Dans ce contexte, pas besoin de longs discours pour comprendre qu’on tient mordicus à éviter pareil revers de fortune aux Jeux de Rio. D’ordinaire, le tournoi masculin de foot retient peu l’attention parce qu’il est une affaire de très jeunes (23 ans et moins plus la possibilité d’inviter trois joueurs plus âgés) et que les grandes étoiles internationales, qui considèrent la Coupe du monde comme le véritable championnat, n’y participent pas, mais le Brésil a décidé de marquer le coup pour son tournoi en convoquant Neymar, 24 ans, l’étoile après Lionel Messi du FC Barcelone.

Étrangement, le Brésil n’a jamais gagné de médaille d’or en soccer olympique, et on s’est dit qu’avec Neymar comme capitaine le temps aurait davantage de chances d’être venu. Le sélectionneur de l’équipe, Rogério Micale, a tenu à souligner que le foot est un sport d’équipe, mais il n’a pas hésité une seconde à clamer sa « Neymar-dépendance ».
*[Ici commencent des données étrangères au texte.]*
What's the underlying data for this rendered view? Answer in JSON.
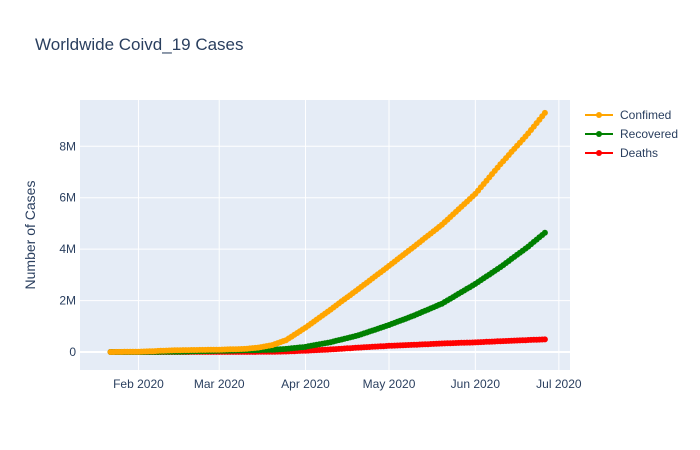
{
  "chart_data": {
    "type": "line",
    "title": "Worldwide Coivd_19 Cases",
    "xlabel": "",
    "ylabel": "Number of Cases",
    "x_range": [
      "2020-01-11",
      "2020-07-05"
    ],
    "ylim": [
      -700000,
      9800000
    ],
    "x_ticks": [
      {
        "date": "2020-02-01",
        "label": "Feb 2020"
      },
      {
        "date": "2020-03-01",
        "label": "Mar 2020"
      },
      {
        "date": "2020-04-01",
        "label": "Apr 2020"
      },
      {
        "date": "2020-05-01",
        "label": "May 2020"
      },
      {
        "date": "2020-06-01",
        "label": "Jun 2020"
      },
      {
        "date": "2020-07-01",
        "label": "Jul 2020"
      }
    ],
    "y_ticks": [
      {
        "value": 0,
        "label": "0"
      },
      {
        "value": 2000000,
        "label": "2M"
      },
      {
        "value": 4000000,
        "label": "4M"
      },
      {
        "value": 6000000,
        "label": "6M"
      },
      {
        "value": 8000000,
        "label": "8M"
      }
    ],
    "grid": true,
    "legend_position": "top-right",
    "x": [
      "2020-01-22",
      "2020-02-01",
      "2020-02-15",
      "2020-03-01",
      "2020-03-10",
      "2020-03-15",
      "2020-03-20",
      "2020-03-25",
      "2020-04-01",
      "2020-04-10",
      "2020-04-20",
      "2020-05-01",
      "2020-05-10",
      "2020-05-20",
      "2020-06-01",
      "2020-06-10",
      "2020-06-20",
      "2020-06-26"
    ],
    "series": [
      {
        "name": "Confimed",
        "color": "#ffa500",
        "values": [
          0,
          12000,
          70000,
          90000,
          120000,
          170000,
          270000,
          460000,
          950000,
          1650000,
          2450000,
          3350000,
          4100000,
          4950000,
          6150000,
          7300000,
          8500000,
          9300000
        ]
      },
      {
        "name": "Recovered",
        "color": "#008000",
        "values": [
          0,
          300,
          10000,
          45000,
          65000,
          75000,
          88000,
          120000,
          200000,
          380000,
          650000,
          1050000,
          1420000,
          1880000,
          2650000,
          3300000,
          4100000,
          4640000
        ]
      },
      {
        "name": "Deaths",
        "color": "#ff0000",
        "values": [
          0,
          260,
          1500,
          3000,
          4000,
          6000,
          11000,
          20000,
          50000,
          100000,
          170000,
          240000,
          280000,
          330000,
          375000,
          420000,
          465000,
          490000
        ]
      }
    ]
  }
}
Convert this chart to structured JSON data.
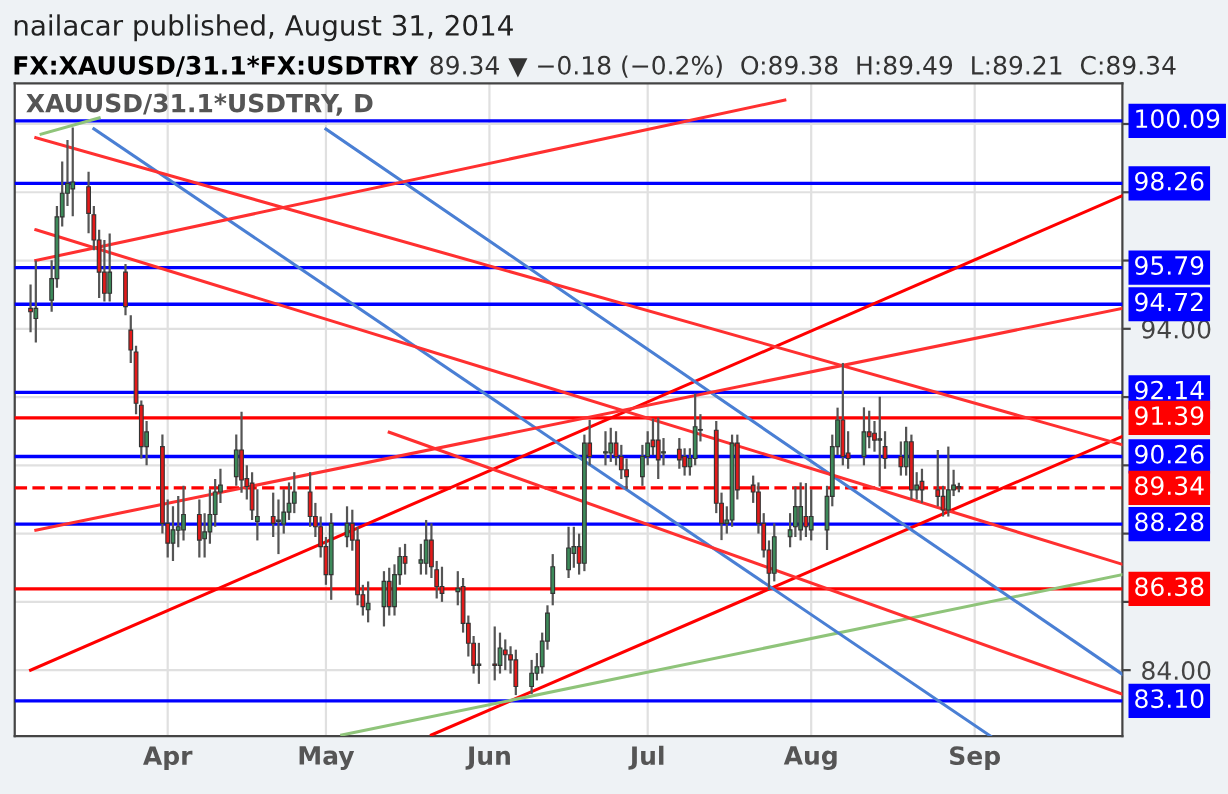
{
  "chart_data": {
    "type": "candlestick",
    "title": "FX:XAUUSD/31.1*FX:USDTRY",
    "subtitle": "89.34 ▼ −0.18 (−0.2%)  O:89.38  H:89.49  L:89.21  C:89.34",
    "annotations": [
      "nailacar published, August 31, 2014",
      "XAUUSD/31.1*USDTRY, D"
    ],
    "x": [
      "2014-03-06",
      "2014-03-07",
      "2014-03-10",
      "2014-03-11",
      "2014-03-12",
      "2014-03-13",
      "2014-03-14",
      "2014-03-17",
      "2014-03-18",
      "2014-03-19",
      "2014-03-20",
      "2014-03-21",
      "2014-03-24",
      "2014-03-25",
      "2014-03-26",
      "2014-03-27",
      "2014-03-28",
      "2014-03-31",
      "2014-04-01",
      "2014-04-02",
      "2014-04-03",
      "2014-04-04",
      "2014-04-07",
      "2014-04-08",
      "2014-04-09",
      "2014-04-10",
      "2014-04-11",
      "2014-04-14",
      "2014-04-15",
      "2014-04-16",
      "2014-04-17",
      "2014-04-18",
      "2014-04-21",
      "2014-04-22",
      "2014-04-23",
      "2014-04-24",
      "2014-04-25",
      "2014-04-28",
      "2014-04-29",
      "2014-04-30",
      "2014-05-01",
      "2014-05-02",
      "2014-05-05",
      "2014-05-06",
      "2014-05-07",
      "2014-05-08",
      "2014-05-09",
      "2014-05-12",
      "2014-05-13",
      "2014-05-14",
      "2014-05-15",
      "2014-05-16",
      "2014-05-19",
      "2014-05-20",
      "2014-05-21",
      "2014-05-22",
      "2014-05-23",
      "2014-05-26",
      "2014-05-27",
      "2014-05-28",
      "2014-05-29",
      "2014-05-30",
      "2014-06-02",
      "2014-06-03",
      "2014-06-04",
      "2014-06-05",
      "2014-06-06",
      "2014-06-09",
      "2014-06-10",
      "2014-06-11",
      "2014-06-12",
      "2014-06-13",
      "2014-06-16",
      "2014-06-17",
      "2014-06-18",
      "2014-06-19",
      "2014-06-20",
      "2014-06-23",
      "2014-06-24",
      "2014-06-25",
      "2014-06-26",
      "2014-06-27",
      "2014-06-30",
      "2014-07-01",
      "2014-07-02",
      "2014-07-03",
      "2014-07-04",
      "2014-07-07",
      "2014-07-08",
      "2014-07-09",
      "2014-07-10",
      "2014-07-11",
      "2014-07-14",
      "2014-07-15",
      "2014-07-16",
      "2014-07-17",
      "2014-07-18",
      "2014-07-21",
      "2014-07-22",
      "2014-07-23",
      "2014-07-24",
      "2014-07-25",
      "2014-07-28",
      "2014-07-29",
      "2014-07-30",
      "2014-07-31",
      "2014-08-01",
      "2014-08-04",
      "2014-08-05",
      "2014-08-06",
      "2014-08-07",
      "2014-08-08",
      "2014-08-11",
      "2014-08-12",
      "2014-08-13",
      "2014-08-14",
      "2014-08-15",
      "2014-08-18",
      "2014-08-19",
      "2014-08-20",
      "2014-08-21",
      "2014-08-22",
      "2014-08-25",
      "2014-08-26",
      "2014-08-27",
      "2014-08-28",
      "2014-08-29"
    ],
    "ohlc": [
      [
        94.6,
        95.3,
        93.9,
        94.5
      ],
      [
        94.3,
        96.0,
        93.6,
        94.6
      ],
      [
        94.84,
        96.01,
        94.5,
        95.47
      ],
      [
        95.47,
        97.6,
        95.2,
        97.28
      ],
      [
        97.28,
        98.9,
        97.0,
        97.97
      ],
      [
        97.97,
        99.53,
        97.6,
        98.26
      ],
      [
        98.1,
        99.9,
        97.3,
        98.3
      ],
      [
        98.16,
        98.6,
        96.8,
        97.38
      ],
      [
        97.34,
        97.6,
        96.3,
        96.6
      ],
      [
        96.6,
        96.9,
        94.9,
        95.66
      ],
      [
        95.66,
        96.6,
        94.8,
        95.04
      ],
      [
        95.04,
        96.79,
        94.8,
        95.66
      ],
      [
        95.66,
        95.9,
        94.4,
        94.65
      ],
      [
        93.96,
        94.4,
        93.0,
        93.38
      ],
      [
        93.32,
        93.5,
        91.5,
        91.82
      ],
      [
        91.76,
        91.9,
        90.2,
        90.55
      ],
      [
        90.55,
        91.3,
        90.0,
        90.98
      ],
      [
        90.55,
        90.9,
        88.0,
        88.3
      ],
      [
        88.3,
        89.0,
        87.3,
        87.72
      ],
      [
        87.72,
        88.8,
        87.2,
        88.11
      ],
      [
        88.1,
        89.1,
        87.6,
        88.2
      ],
      [
        88.11,
        89.4,
        87.8,
        88.56
      ],
      [
        88.56,
        89.0,
        87.3,
        87.81
      ],
      [
        87.85,
        88.6,
        87.3,
        88.05
      ],
      [
        88.05,
        89.3,
        87.7,
        88.56
      ],
      [
        88.56,
        89.6,
        88.2,
        89.22
      ],
      [
        89.22,
        89.9,
        88.9,
        89.42
      ],
      [
        89.67,
        90.9,
        89.4,
        90.45
      ],
      [
        90.45,
        91.57,
        89.2,
        89.57
      ],
      [
        89.61,
        90.0,
        89.0,
        89.38
      ],
      [
        89.48,
        89.8,
        88.4,
        88.69
      ],
      [
        88.36,
        89.3,
        87.8,
        88.5
      ],
      [
        88.5,
        89.2,
        87.9,
        88.3
      ],
      [
        88.36,
        89.0,
        87.4,
        88.4
      ],
      [
        88.28,
        89.3,
        88.0,
        88.63
      ],
      [
        88.63,
        89.5,
        88.4,
        88.89
      ],
      [
        88.89,
        89.8,
        88.6,
        89.22
      ],
      [
        89.22,
        89.8,
        88.2,
        88.5
      ],
      [
        88.5,
        88.9,
        87.9,
        88.2
      ],
      [
        88.2,
        88.5,
        87.3,
        87.62
      ],
      [
        87.62,
        87.9,
        86.5,
        86.8
      ],
      [
        86.8,
        88.6,
        86.06,
        88.3
      ],
      [
        87.91,
        88.8,
        87.6,
        88.3
      ],
      [
        88.3,
        88.7,
        87.5,
        87.81
      ],
      [
        87.81,
        88.2,
        85.9,
        86.21
      ],
      [
        86.21,
        86.5,
        85.6,
        85.86
      ],
      [
        85.77,
        86.6,
        85.4,
        85.96
      ],
      [
        85.86,
        86.9,
        85.28,
        86.6
      ],
      [
        86.6,
        87.0,
        85.6,
        85.86
      ],
      [
        85.86,
        87.1,
        85.6,
        86.8
      ],
      [
        86.8,
        87.6,
        86.5,
        87.33
      ],
      [
        87.33,
        87.7,
        86.8,
        87.13
      ],
      [
        87.13,
        87.7,
        86.8,
        87.23
      ],
      [
        87.13,
        88.4,
        86.8,
        87.81
      ],
      [
        87.81,
        88.3,
        86.7,
        87.03
      ],
      [
        86.94,
        87.2,
        86.1,
        86.45
      ],
      [
        86.45,
        87.03,
        86.0,
        86.25
      ],
      [
        86.3,
        86.9,
        85.9,
        86.4
      ],
      [
        86.45,
        86.7,
        85.1,
        85.37
      ],
      [
        85.37,
        85.6,
        84.4,
        84.79
      ],
      [
        84.79,
        85.0,
        83.9,
        84.14
      ],
      [
        84.14,
        84.8,
        83.6,
        84.18
      ],
      [
        84.18,
        85.28,
        83.7,
        84.14
      ],
      [
        84.14,
        85.1,
        83.9,
        84.65
      ],
      [
        84.59,
        84.9,
        84.0,
        84.45
      ],
      [
        84.45,
        84.7,
        83.9,
        84.3
      ],
      [
        84.3,
        84.6,
        83.27,
        83.52
      ],
      [
        83.52,
        84.3,
        83.3,
        83.91
      ],
      [
        83.91,
        84.5,
        83.7,
        84.1
      ],
      [
        84.1,
        85.1,
        83.9,
        84.85
      ],
      [
        84.85,
        85.9,
        84.6,
        85.67
      ],
      [
        86.25,
        87.4,
        85.9,
        87.03
      ],
      [
        86.94,
        88.2,
        86.7,
        87.58
      ],
      [
        87.42,
        88.2,
        87.0,
        87.62
      ],
      [
        87.62,
        88.0,
        86.8,
        87.13
      ],
      [
        87.13,
        90.9,
        86.9,
        90.65
      ],
      [
        90.65,
        91.33,
        90.0,
        90.26
      ],
      [
        90.36,
        91.0,
        90.0,
        90.4
      ],
      [
        90.36,
        91.1,
        90.1,
        90.65
      ],
      [
        90.65,
        91.0,
        90.0,
        90.26
      ],
      [
        90.26,
        90.6,
        89.6,
        89.87
      ],
      [
        89.87,
        90.2,
        89.3,
        89.67
      ],
      [
        89.67,
        90.6,
        89.4,
        90.26
      ],
      [
        90.26,
        91.0,
        90.0,
        90.65
      ],
      [
        90.74,
        91.37,
        90.3,
        90.55
      ],
      [
        90.74,
        91.4,
        89.6,
        90.16
      ],
      [
        90.36,
        90.8,
        90.0,
        90.4
      ],
      [
        90.47,
        90.8,
        89.9,
        90.16
      ],
      [
        90.26,
        90.5,
        89.7,
        89.96
      ],
      [
        89.96,
        90.5,
        89.7,
        90.2
      ],
      [
        90.2,
        92.11,
        90.0,
        91.13
      ],
      [
        91.03,
        91.5,
        90.7,
        91.05
      ],
      [
        91.03,
        91.3,
        88.6,
        88.89
      ],
      [
        88.89,
        89.2,
        87.81,
        88.3
      ],
      [
        88.3,
        88.8,
        88.0,
        88.4
      ],
      [
        88.4,
        90.9,
        88.2,
        90.65
      ],
      [
        90.65,
        90.9,
        89.0,
        89.28
      ],
      [
        89.42,
        89.7,
        88.9,
        89.22
      ],
      [
        89.22,
        89.5,
        88.0,
        88.3
      ],
      [
        88.3,
        88.6,
        87.3,
        87.52
      ],
      [
        87.52,
        87.8,
        86.35,
        86.84
      ],
      [
        86.84,
        88.3,
        86.6,
        87.91
      ],
      [
        87.91,
        88.6,
        87.6,
        88.11
      ],
      [
        88.2,
        89.38,
        87.9,
        88.79
      ],
      [
        88.11,
        89.5,
        87.8,
        88.79
      ],
      [
        88.5,
        89.48,
        87.9,
        88.2
      ],
      [
        88.11,
        89.3,
        87.8,
        88.5
      ],
      [
        88.11,
        89.4,
        87.52,
        89.09
      ],
      [
        89.09,
        90.9,
        88.8,
        90.55
      ],
      [
        90.55,
        91.69,
        90.3,
        91.33
      ],
      [
        91.33,
        93.0,
        90.0,
        90.26
      ],
      [
        90.36,
        91.0,
        89.9,
        90.2
      ],
      [
        90.26,
        91.7,
        90.0,
        90.98
      ],
      [
        90.98,
        91.6,
        90.5,
        90.84
      ],
      [
        90.94,
        91.3,
        90.4,
        90.74
      ],
      [
        90.74,
        92.01,
        89.38,
        90.78
      ],
      [
        90.55,
        91.0,
        89.9,
        90.2
      ],
      [
        90.26,
        90.7,
        89.7,
        89.96
      ],
      [
        89.96,
        91.13,
        89.7,
        90.69
      ],
      [
        90.69,
        90.9,
        89.0,
        89.28
      ],
      [
        89.28,
        89.8,
        89.0,
        89.42
      ],
      [
        89.53,
        89.9,
        88.9,
        89.28
      ],
      [
        89.28,
        90.45,
        88.8,
        89.09
      ],
      [
        89.09,
        89.4,
        88.5,
        88.69
      ],
      [
        88.69,
        90.55,
        88.5,
        89.28
      ],
      [
        89.28,
        89.87,
        89.1,
        89.42
      ],
      [
        89.38,
        89.49,
        89.21,
        89.34
      ]
    ],
    "colors": [
      "#e31a1a",
      "#3d8a5a",
      "#3d8a5a",
      "#3d8a5a",
      "#3d8a5a",
      "#3d8a5a",
      "#3d8a5a",
      "#e31a1a",
      "#e31a1a",
      "#e31a1a",
      "#e31a1a",
      "#3d8a5a",
      "#e31a1a",
      "#e31a1a",
      "#e31a1a",
      "#e31a1a",
      "#3d8a5a",
      "#e31a1a",
      "#e31a1a",
      "#3d8a5a",
      "#3d8a5a",
      "#3d8a5a",
      "#e31a1a",
      "#3d8a5a",
      "#3d8a5a",
      "#3d8a5a",
      "#3d8a5a",
      "#3d8a5a",
      "#e31a1a",
      "#e31a1a",
      "#e31a1a",
      "#3d8a5a",
      "#e31a1a",
      "#3d8a5a",
      "#3d8a5a",
      "#3d8a5a",
      "#3d8a5a",
      "#e31a1a",
      "#e31a1a",
      "#e31a1a",
      "#e31a1a",
      "#3d8a5a",
      "#3d8a5a",
      "#e31a1a",
      "#e31a1a",
      "#e31a1a",
      "#3d8a5a",
      "#3d8a5a",
      "#e31a1a",
      "#3d8a5a",
      "#3d8a5a",
      "#e31a1a",
      "#3d8a5a",
      "#3d8a5a",
      "#e31a1a",
      "#e31a1a",
      "#e31a1a",
      "#3d8a5a",
      "#e31a1a",
      "#e31a1a",
      "#e31a1a",
      "#3d8a5a",
      "#e31a1a",
      "#3d8a5a",
      "#e31a1a",
      "#e31a1a",
      "#e31a1a",
      "#3d8a5a",
      "#3d8a5a",
      "#3d8a5a",
      "#3d8a5a",
      "#3d8a5a",
      "#3d8a5a",
      "#3d8a5a",
      "#e31a1a",
      "#3d8a5a",
      "#e31a1a",
      "#3d8a5a",
      "#3d8a5a",
      "#e31a1a",
      "#e31a1a",
      "#e31a1a",
      "#3d8a5a",
      "#3d8a5a",
      "#e31a1a",
      "#e31a1a",
      "#3d8a5a",
      "#e31a1a",
      "#e31a1a",
      "#3d8a5a",
      "#3d8a5a",
      "#3d8a5a",
      "#e31a1a",
      "#e31a1a",
      "#3d8a5a",
      "#3d8a5a",
      "#e31a1a",
      "#e31a1a",
      "#e31a1a",
      "#e31a1a",
      "#e31a1a",
      "#3d8a5a",
      "#3d8a5a",
      "#3d8a5a",
      "#3d8a5a",
      "#e31a1a",
      "#3d8a5a",
      "#3d8a5a",
      "#3d8a5a",
      "#3d8a5a",
      "#e31a1a",
      "#e31a1a",
      "#3d8a5a",
      "#e31a1a",
      "#e31a1a",
      "#3d8a5a",
      "#e31a1a",
      "#e31a1a",
      "#3d8a5a",
      "#e31a1a",
      "#3d8a5a",
      "#e31a1a",
      "#e31a1a",
      "#e31a1a",
      "#3d8a5a",
      "#3d8a5a",
      "#e31a1a"
    ],
    "series": [
      {
        "type": "line",
        "x": [
          "2014-03-06",
          "2014-09-29"
        ],
        "values": [
          84.0,
          97.9
        ],
        "color": "#ff0000"
      },
      {
        "type": "line",
        "x": [
          "2014-05-21",
          "2014-09-29"
        ],
        "values": [
          82.1,
          90.85
        ],
        "color": "#ff0000"
      },
      {
        "type": "line",
        "x": [
          "2014-05-04",
          "2014-09-29"
        ],
        "values": [
          82.1,
          86.8
        ],
        "color": "#8fc47a"
      },
      {
        "type": "line",
        "x": [
          "2014-03-08",
          "2014-03-19"
        ],
        "values": [
          99.7,
          100.18
        ],
        "color": "#8fc47a"
      },
      {
        "type": "line",
        "x": [
          "2014-03-18",
          "2014-09-04"
        ],
        "values": [
          99.86,
          82.07
        ],
        "color": "#4a7fd4"
      },
      {
        "type": "line",
        "x": [
          "2014-05-01",
          "2014-09-29"
        ],
        "values": [
          99.85,
          83.88
        ],
        "color": "#4a7fd4"
      },
      {
        "type": "line",
        "x": [
          "2014-03-07",
          "2014-07-27"
        ],
        "values": [
          96.0,
          100.7
        ],
        "color": "#ff3030"
      },
      {
        "type": "line",
        "x": [
          "2014-03-07",
          "2014-09-29"
        ],
        "values": [
          88.1,
          94.6
        ],
        "color": "#ff3030"
      },
      {
        "type": "line",
        "x": [
          "2014-03-07",
          "2014-09-29"
        ],
        "values": [
          99.6,
          90.6
        ],
        "color": "#ff3030"
      },
      {
        "type": "line",
        "x": [
          "2014-03-07",
          "2014-09-29"
        ],
        "values": [
          96.9,
          87.1
        ],
        "color": "#ff3030"
      },
      {
        "type": "line",
        "x": [
          "2014-05-13",
          "2014-09-29"
        ],
        "values": [
          90.97,
          83.3
        ],
        "color": "#ff3030"
      }
    ],
    "ref_lines": [
      {
        "axis": "y",
        "value": 100.09,
        "label": "100.09",
        "color": "#0000ff"
      },
      {
        "axis": "y",
        "value": 98.26,
        "label": "98.26",
        "color": "#0000ff"
      },
      {
        "axis": "y",
        "value": 95.79,
        "label": "95.79",
        "color": "#0000ff"
      },
      {
        "axis": "y",
        "value": 94.72,
        "label": "94.72",
        "color": "#0000ff"
      },
      {
        "axis": "y",
        "value": 92.14,
        "label": "92.14",
        "color": "#0000ff"
      },
      {
        "axis": "y",
        "value": 91.39,
        "label": "91.39",
        "color": "#ff0000"
      },
      {
        "axis": "y",
        "value": 90.26,
        "label": "90.26",
        "color": "#0000ff"
      },
      {
        "axis": "y",
        "value": 89.34,
        "label": "89.34",
        "color": "#ff0000",
        "line_style": "dashed"
      },
      {
        "axis": "y",
        "value": 88.28,
        "label": "88.28",
        "color": "#0000ff"
      },
      {
        "axis": "y",
        "value": 86.38,
        "label": "86.38",
        "color": "#ff0000"
      },
      {
        "axis": "y",
        "value": 83.1,
        "label": "83.10",
        "color": "#0000ff"
      }
    ],
    "xlim": [
      "2014-03-03",
      "2014-09-29"
    ],
    "xticks": [
      {
        "value": "2014-04-01",
        "label": "Apr"
      },
      {
        "value": "2014-05-01",
        "label": "May"
      },
      {
        "value": "2014-06-01",
        "label": "Jun"
      },
      {
        "value": "2014-07-01",
        "label": "Jul"
      },
      {
        "value": "2014-08-01",
        "label": "Aug"
      },
      {
        "value": "2014-09-01",
        "label": "Sep"
      }
    ],
    "ylim": [
      82.07,
      101.19
    ],
    "yticks": [
      {
        "value": 84,
        "label": "84.00"
      },
      {
        "value": 86,
        "label": null
      },
      {
        "value": 88,
        "label": null
      },
      {
        "value": 90,
        "label": null
      },
      {
        "value": 92,
        "label": null
      },
      {
        "value": 94,
        "label": "94.00"
      },
      {
        "value": 96,
        "label": null
      },
      {
        "value": 98,
        "label": null
      },
      {
        "value": 100,
        "label": null
      }
    ],
    "grid": true,
    "legend": false
  }
}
Ça n’a cependant pas très bien commencé, et les critiques se sont multipliées dans un pays où l’absence de succès ne fait pas précisément partie des options offertes. Deux fois, la Seleção olimpica a eu un net avantage sur la concurrence, mais deux fois, sa domination s’est révélée stérile : 0-0 contre l’Afrique du Sud, puis 0-0 contre l’Irak. Bien des choses reposaient donc sur son dernier match de la phase de poules mercredi soir face au Danemark.

Il n’y avait finalement pas trop d’inquiétudes à avoir. Ç’a débloqué, au rythme de 4-0, et les Brésiliens ont terminé au sommet de leur groupe. Rendez-vous avec le voisin colombien en quarts de finale samedi. Et d’ici là, comme l’a dit Neymar, ils sont prêts à accueillir les reproches, mais seulement les constructifs. Pas les malveillants, comme celui qui consiste à rappeler sans cesse cette histoire de 7-1, c’est clair ?

 

On a beau suivre les Jeux olympiques sans discontinuer depuis 1896, il reste toujours possible de faire des découvertes.

Le Daily Telegraph de Londres nous apprend ainsi qu’un entraîneur de la délégation du Kenya répondant au nom de John Anzrah a tenté de se faire passer pour un athlète à des fins de contrôle antidopage. Rien de moins.

Anzrah s’est présenté au test avec l’accréditation de l’athlète pour l’instant non identifié, a fait pipi dans le flacon prévu à cet effet et a signé les documents appropriés. Les autorités en place ont pris conscience du subterfuge en ayant recours à des méthodes d’enquête extrêmement sophistiquées, soit en comparant le visage de l’individu à celui apparaissant sur la photo du carton d’accréditation.

Le Comité international olympique a tenu à remercier le comité olympique national du Kenya d’avoir déjà renvoyé Anzrah à la maison.

On ne le dira jamais assez : l’humain est une créature extraordinaire.